After a blockbuster report in the New York Times asserted that FBI agents opened a counter intelligence investigation to determine if Donald Trump has been working on behalf of Russia against American interests, the administration failed to forthrightly deny that the President is a mole.
A subsequent Washington Post report claims Trump has concealed details of his meetings with Russian President Vladimir Putin from top officials in his administration, and even took measures to destroy evidence about his private conversations with Russian President Vladimir V. Putin.
In a series of posts on Twitter and a Fox News interview in which Jeanne Pirro asked him directly if he was working for Russia, Trump ranted at length without actually denying the allegation.
Trump dodged Pirro’s softball question on whether he has worked for Russia. “I think it’s the most insulting thing I’ve ever been asked,” he said. “I think it’s the most insulting article I’ve ever had written, and if you read the article you’ll see that they found absolutely nothing.”
“Agents also sought to determine whether Mr. Trump was knowingly working for Russia or had unwittingly fallen under Moscow’s influence,” said the Times report. “No evidence has emerged publicly that Mr. Trump was secretly in contact with or took direction from Russian government officials.”
The story says the bureau held off on launching an investigation through a series of matters that caused concern among agents:
• In months leading up to the 2016 election, the FBI was investigating four of Trump associates over their links to Russia.
• During a July 2016 news conference, Trump openly invited Russia to hack into the emails of his Democratic opponent, Hillary Clinton.
• Trump praised Putin and tried to soften economic sanctions imposed in retalliation for human rights crimes, cyberattacks and interference in the American election process.
• The Republican Party changed its platform on the Ukraine crisis in a way that would benefit Russia.
• Former British spy Christopher Steele compiled memos that suggest Russian officials tried to obtain influence over Trump using blackmail or bribes.
Even after a multi-agency report concluded that Putin sought to disrupt the Western alliance and undermine confidence in democracy, with the specific aim of influencing the American election, agents declined to target Trump.
Then, Trump fired FBI Director James Comey, telling NBC’s Lester Holt that his action was intended to obstruct the Russia inquiry and informing two high ranking Russian officials that he did so to relieve himself of “pressure because of Russia.”
“I was going to fire Comey knowing there was no good time to do it,” Trurmp said. “And in fact, when I decided to just do it, I said to myself — I said, you know, this Russia thing with Trump and Russia is a made-up story. It’s an excuse by the Democrats for having lost an election that they should’ve won.”
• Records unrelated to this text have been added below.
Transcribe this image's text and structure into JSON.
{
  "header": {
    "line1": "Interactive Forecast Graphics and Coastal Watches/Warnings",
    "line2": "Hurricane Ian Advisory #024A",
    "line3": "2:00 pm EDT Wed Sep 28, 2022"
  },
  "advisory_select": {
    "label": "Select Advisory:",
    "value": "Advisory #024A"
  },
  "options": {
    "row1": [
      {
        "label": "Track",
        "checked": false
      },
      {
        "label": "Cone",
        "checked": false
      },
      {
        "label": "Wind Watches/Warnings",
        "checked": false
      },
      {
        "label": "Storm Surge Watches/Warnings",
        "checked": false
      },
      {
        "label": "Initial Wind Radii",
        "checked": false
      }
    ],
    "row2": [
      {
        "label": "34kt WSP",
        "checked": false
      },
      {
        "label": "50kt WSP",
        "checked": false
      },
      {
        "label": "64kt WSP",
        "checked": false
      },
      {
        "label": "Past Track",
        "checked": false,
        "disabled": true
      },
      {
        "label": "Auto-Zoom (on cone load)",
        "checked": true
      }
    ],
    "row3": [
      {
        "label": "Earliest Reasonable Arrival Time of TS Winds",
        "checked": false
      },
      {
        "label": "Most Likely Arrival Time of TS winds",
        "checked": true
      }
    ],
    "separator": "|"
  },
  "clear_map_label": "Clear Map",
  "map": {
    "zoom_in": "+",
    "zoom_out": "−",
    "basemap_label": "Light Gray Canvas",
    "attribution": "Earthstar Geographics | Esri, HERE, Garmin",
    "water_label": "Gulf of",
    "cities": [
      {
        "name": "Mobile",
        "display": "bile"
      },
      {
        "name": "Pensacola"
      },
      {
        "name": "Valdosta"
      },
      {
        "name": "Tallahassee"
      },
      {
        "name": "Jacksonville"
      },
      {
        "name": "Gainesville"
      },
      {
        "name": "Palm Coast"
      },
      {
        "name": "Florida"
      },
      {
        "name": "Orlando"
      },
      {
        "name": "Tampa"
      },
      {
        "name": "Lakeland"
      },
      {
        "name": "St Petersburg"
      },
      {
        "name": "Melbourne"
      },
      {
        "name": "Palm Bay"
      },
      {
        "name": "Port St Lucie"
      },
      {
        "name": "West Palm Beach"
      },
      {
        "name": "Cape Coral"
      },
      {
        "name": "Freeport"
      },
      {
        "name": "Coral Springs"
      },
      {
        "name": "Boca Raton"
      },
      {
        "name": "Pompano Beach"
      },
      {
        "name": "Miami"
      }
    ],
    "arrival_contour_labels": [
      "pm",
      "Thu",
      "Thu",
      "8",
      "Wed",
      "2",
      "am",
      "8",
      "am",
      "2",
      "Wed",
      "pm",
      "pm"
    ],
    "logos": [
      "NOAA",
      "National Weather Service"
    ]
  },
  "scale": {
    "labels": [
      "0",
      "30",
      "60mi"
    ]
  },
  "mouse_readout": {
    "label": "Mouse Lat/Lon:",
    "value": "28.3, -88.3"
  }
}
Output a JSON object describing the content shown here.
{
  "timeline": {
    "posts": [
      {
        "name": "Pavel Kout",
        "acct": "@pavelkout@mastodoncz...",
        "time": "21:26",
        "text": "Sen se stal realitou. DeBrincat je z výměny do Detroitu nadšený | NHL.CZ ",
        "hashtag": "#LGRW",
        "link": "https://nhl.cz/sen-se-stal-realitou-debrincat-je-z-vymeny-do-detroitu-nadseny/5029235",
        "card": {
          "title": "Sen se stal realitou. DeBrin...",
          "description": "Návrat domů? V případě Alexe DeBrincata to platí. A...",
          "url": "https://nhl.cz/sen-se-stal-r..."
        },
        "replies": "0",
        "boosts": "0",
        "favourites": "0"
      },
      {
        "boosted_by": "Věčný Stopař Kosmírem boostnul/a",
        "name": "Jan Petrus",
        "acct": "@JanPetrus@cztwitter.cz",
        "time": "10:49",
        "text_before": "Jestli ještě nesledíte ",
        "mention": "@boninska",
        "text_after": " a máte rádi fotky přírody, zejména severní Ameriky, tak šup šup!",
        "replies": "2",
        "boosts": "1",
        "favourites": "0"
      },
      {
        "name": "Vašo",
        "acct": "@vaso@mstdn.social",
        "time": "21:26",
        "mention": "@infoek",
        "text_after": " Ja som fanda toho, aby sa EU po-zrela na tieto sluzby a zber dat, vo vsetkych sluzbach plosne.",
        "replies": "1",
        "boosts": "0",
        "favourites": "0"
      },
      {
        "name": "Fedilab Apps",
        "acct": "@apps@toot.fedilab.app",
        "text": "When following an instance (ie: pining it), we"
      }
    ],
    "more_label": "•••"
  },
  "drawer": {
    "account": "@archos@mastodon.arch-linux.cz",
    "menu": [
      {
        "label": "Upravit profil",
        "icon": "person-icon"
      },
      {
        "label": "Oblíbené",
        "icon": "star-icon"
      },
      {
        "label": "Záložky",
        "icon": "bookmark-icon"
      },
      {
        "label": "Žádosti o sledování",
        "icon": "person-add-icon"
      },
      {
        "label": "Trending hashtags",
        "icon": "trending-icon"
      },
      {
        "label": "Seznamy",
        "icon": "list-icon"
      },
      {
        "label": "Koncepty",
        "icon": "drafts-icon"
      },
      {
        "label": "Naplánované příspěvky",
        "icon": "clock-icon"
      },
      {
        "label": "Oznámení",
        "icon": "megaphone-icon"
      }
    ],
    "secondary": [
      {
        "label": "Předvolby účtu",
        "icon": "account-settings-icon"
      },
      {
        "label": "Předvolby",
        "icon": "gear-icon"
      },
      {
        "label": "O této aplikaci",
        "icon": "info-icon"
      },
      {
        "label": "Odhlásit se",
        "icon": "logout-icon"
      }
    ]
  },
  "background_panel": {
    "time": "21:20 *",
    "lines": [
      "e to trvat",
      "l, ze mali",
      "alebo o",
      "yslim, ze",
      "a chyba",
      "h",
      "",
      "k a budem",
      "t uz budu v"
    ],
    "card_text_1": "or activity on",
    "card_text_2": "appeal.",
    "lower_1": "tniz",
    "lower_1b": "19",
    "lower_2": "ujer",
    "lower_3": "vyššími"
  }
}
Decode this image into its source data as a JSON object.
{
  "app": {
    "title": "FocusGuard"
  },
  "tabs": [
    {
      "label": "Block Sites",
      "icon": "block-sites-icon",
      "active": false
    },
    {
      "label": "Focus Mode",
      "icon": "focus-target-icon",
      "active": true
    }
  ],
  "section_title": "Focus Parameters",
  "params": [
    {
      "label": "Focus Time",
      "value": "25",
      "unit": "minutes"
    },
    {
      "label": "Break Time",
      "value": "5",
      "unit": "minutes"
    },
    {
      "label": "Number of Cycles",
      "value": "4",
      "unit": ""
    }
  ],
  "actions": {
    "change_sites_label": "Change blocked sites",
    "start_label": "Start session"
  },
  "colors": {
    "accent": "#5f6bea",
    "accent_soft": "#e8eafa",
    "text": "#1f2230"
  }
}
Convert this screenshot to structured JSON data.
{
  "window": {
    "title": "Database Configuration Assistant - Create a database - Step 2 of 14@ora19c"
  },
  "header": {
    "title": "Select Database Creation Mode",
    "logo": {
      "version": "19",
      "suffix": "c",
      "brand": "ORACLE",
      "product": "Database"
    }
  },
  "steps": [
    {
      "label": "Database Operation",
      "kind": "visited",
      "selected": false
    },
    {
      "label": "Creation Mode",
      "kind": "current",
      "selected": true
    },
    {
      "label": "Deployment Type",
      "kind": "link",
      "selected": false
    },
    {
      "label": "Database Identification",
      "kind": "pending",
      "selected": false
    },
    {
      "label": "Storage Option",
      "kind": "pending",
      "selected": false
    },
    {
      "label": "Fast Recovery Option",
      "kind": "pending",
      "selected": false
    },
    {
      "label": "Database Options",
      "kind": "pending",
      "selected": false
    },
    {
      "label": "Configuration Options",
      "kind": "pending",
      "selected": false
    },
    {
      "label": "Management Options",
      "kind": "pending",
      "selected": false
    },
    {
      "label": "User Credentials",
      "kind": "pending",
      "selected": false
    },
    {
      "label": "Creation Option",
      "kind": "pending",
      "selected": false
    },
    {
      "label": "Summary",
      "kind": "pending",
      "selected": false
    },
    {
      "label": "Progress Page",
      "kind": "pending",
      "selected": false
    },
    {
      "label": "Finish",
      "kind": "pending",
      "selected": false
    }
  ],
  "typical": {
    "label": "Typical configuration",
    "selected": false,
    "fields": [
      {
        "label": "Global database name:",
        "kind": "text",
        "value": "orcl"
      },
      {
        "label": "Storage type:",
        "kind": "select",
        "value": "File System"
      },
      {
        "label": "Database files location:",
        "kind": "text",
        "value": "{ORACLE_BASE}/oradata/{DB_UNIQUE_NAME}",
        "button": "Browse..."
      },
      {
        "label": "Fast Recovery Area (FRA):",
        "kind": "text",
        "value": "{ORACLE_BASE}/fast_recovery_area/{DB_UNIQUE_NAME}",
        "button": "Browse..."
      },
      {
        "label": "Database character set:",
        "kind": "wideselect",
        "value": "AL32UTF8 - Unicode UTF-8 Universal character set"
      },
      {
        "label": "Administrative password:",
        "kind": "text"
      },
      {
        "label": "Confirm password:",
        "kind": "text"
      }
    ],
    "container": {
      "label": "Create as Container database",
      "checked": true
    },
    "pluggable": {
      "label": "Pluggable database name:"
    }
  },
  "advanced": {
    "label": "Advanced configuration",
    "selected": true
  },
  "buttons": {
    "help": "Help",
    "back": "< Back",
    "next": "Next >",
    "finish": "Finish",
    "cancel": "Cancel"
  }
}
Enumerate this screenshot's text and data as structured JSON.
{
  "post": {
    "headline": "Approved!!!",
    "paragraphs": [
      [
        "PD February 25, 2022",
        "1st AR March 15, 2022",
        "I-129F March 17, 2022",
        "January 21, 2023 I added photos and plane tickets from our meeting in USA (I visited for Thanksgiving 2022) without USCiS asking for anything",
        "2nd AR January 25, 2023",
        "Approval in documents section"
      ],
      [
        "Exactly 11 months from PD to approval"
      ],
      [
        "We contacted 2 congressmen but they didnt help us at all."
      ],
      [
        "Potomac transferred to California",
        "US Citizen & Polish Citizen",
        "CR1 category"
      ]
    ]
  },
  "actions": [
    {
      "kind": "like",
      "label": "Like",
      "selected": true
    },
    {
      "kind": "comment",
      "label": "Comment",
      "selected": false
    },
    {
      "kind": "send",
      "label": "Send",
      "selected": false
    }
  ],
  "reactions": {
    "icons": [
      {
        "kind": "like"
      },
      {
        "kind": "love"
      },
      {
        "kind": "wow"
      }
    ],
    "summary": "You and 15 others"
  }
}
“I just fired the head of the F.B.I. He was crazy, a real nut job,” Trump told two Russian officials in the Oval Office, according to a summary of the meeting. “I faced great pressure because of Russia. That’s taken off.”
The counter intelligence probe is the third federal investigation that is now known to be under way.
Special counsel Robert Mueller is looking into whether the Trump campaign coordinated with Russia and whether the president obstructed the investigation.
Trump is a central figure in a separate case in New York, where his personal lawyer, Michael Cohen, implicated him in a crime by saying Trump directed him during the campaign to make illegal hush-money payments to two women who might have revealed sex scandals.
At least 16 Trump associates had Russia-related contacts during the 2016 presidential campaign and transition period, and several of them have been convicted after they lied about the communication.
Those Trump associates are: former Trump campaign chairman Paul Manafort, Rick Gates, former national security adviser Michael Flynn, Donald Trump Jr., Ivanka Trump, her husband Jared Kushner, Kushner’s personal assistant Avi Berkowitz, George Papadopoulos, Carter Page, former Attorney General Jeff Sessions, JD Gordon, Roger Stone, Michael Caputo, Erik Prince, attorney Michael Cohen, and Felix Sater.
Republican lawmakers sought to temper the impact of the latest bombshell reports involving President Trump and Russia after both the New York Times and the Washington Post reported new details involving allegations of Trump’s close ties with Moscow, while their Democratic colleagues renewed calls to protect special counsel Robert Mueller’s investigation.
“This man who is a former KGB agent, never been a friend of the United States, invaded our allies, threatens us around the world and tries his damnedest to undermine our elections. Why is this President Trump’s best buddy? I don’t get it,” said Senate Minority Whip Dick Durbin (D-Ill.) of Putin. “And when he take the interpreter’s notes and wants to destroy them so no one can see what was said, it raises serious questions about the relationship between this president and Putin.”
“There is an incredible divide between Washington and the rest of the country when it comes to Bob Mueller and the Russia investigation,” said Sen. Ted Cruz (R-Texas). “The mainstream media, Washington, is obsessed with it,” he continued. “And when you get outside the Beltway, I don’t find anybody concerned with this at all.”
Veteran journalist Carl Bernstein, discussing the report by the Washington Post that says Trump tried to hide his conversations with Putin from senior officials in his own administration, asserted that Trump helped Putin destabilize the US.